Monday, November 14, 2011

risky investments

Frederick Buechner, Christian author, once wrote, “The place God calls you to is the place where your deepest gladness and the world’s deep hunger meet.”  That’s a great way of saying, if the thing you love to do somehow serves the greater good, consider yourself blessed.  Communion with God is somehow connected to our capacity to take what we’ve been given and share it with those who need it in this world.  Martin Luther might have called it the vocation of the baptized, or our Christian calling.  I was called to ministry at age 14, by Bernie Gigliotti, an obese diabetic Lebanese Lutheran with a bad comb-over  who sat in the back pew every Sunday at my home church.  He told me, after I had begun serving as a communion assistant and lector, that I should become a pastor.  Thanks a lot Bernie.  Don’t know why I listened to Bernie.  But hear I am.

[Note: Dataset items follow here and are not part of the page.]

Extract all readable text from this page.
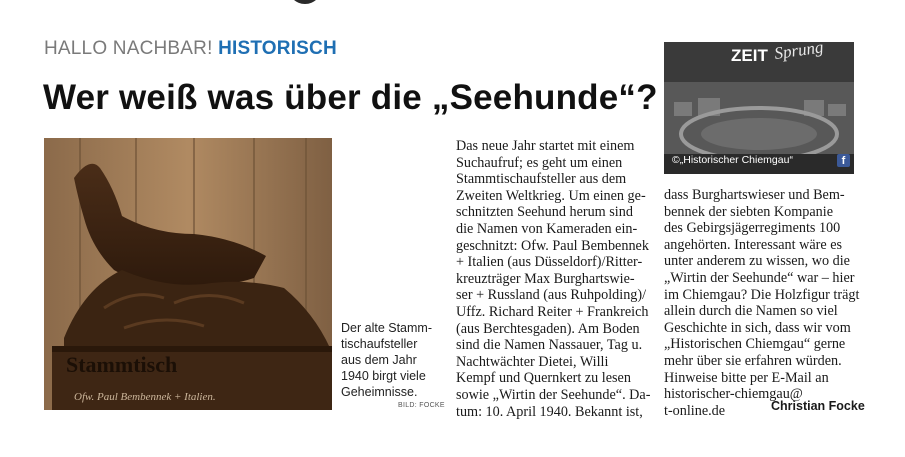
HALLO NACHBAR! HISTORISCH
Wer weiß was über die „Seehunde“?
Stammtisch
Ofw. Paul Bembennek + Italien.
Der alte Stamm-
tischaufsteller
aus dem Jahr
1940 birgt viele
Geheimnisse.
BILD: FOCKE
Das neue Jahr startet mit einem
Suchaufruf; es geht um einen
Stammtischaufsteller aus dem
Zweiten Weltkrieg. Um einen ge-
schnitzten Seehund herum sind
die Namen von Kameraden ein-
geschnitzt: Ofw. Paul Bembennek
+ Italien (aus Düsseldorf)/Ritter-
kreuzträger Max Burghartswie-
ser + Russland (aus Ruhpolding)/
Uffz. Richard Reiter + Frankreich
(aus Berchtesgaden). Am Boden
sind die Namen Nassauer, Tag u.
Nachtwächter Dietei, Willi
Kempf und Quernkert zu lesen
sowie „Wirtin der Seehunde“. Da-
tum: 10. April 1940. Bekannt ist,
ZEIT Sprung
©„Historischer Chiemgau“	f
dass Burghartswieser und Bem-
bennek der siebten Kompanie
des Gebirgsjägerregiments 100
angehörten. Interessant wäre es
unter anderem zu wissen, wo die
„Wirtin der Seehunde“ war – hier
im Chiemgau? Die Holzfigur trägt
allein durch die Namen so viel
Geschichte in sich, dass wir vom
„Historischen Chiemgau“ gerne
mehr über sie erfahren würden.
Hinweise bitte per E-Mail an
historischer-chiemgau@
t-online.de	Christian Focke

We are where we are for many reasons, often too complicated to connect to one thing.  To say I live here because of my job is not entirely true or false.  We are where we are.  Same with what we have.  Some of it we earn, some we inherit, some we make, some we receive as gift.  Some things we gain thoughtlessly at the expense of others. Some things we have, cost us dearly.  Some things we have require responsibility and some things we have don’t.  I have golf clubs.  They were a birthday gift.  I am not obligated to them.  They don’t require much.  I don’t use them much either.  For the way I play, the clubs and a few other people are probably glad I don’t.  But I also have three sons---also birthday gifts, not my birthday theirs.  With them comes all kinds of responsibility and obligation, all of which I take on most gratefully.  I am their dad.  They are my boys.  You get my point.  We receive much in this life.  From beginning to end.  How we treat what we have received makes a difference.  Not all things are treated equally.  Hopefully, human relationships are the most valuable. In this life, how we manage what we have is important.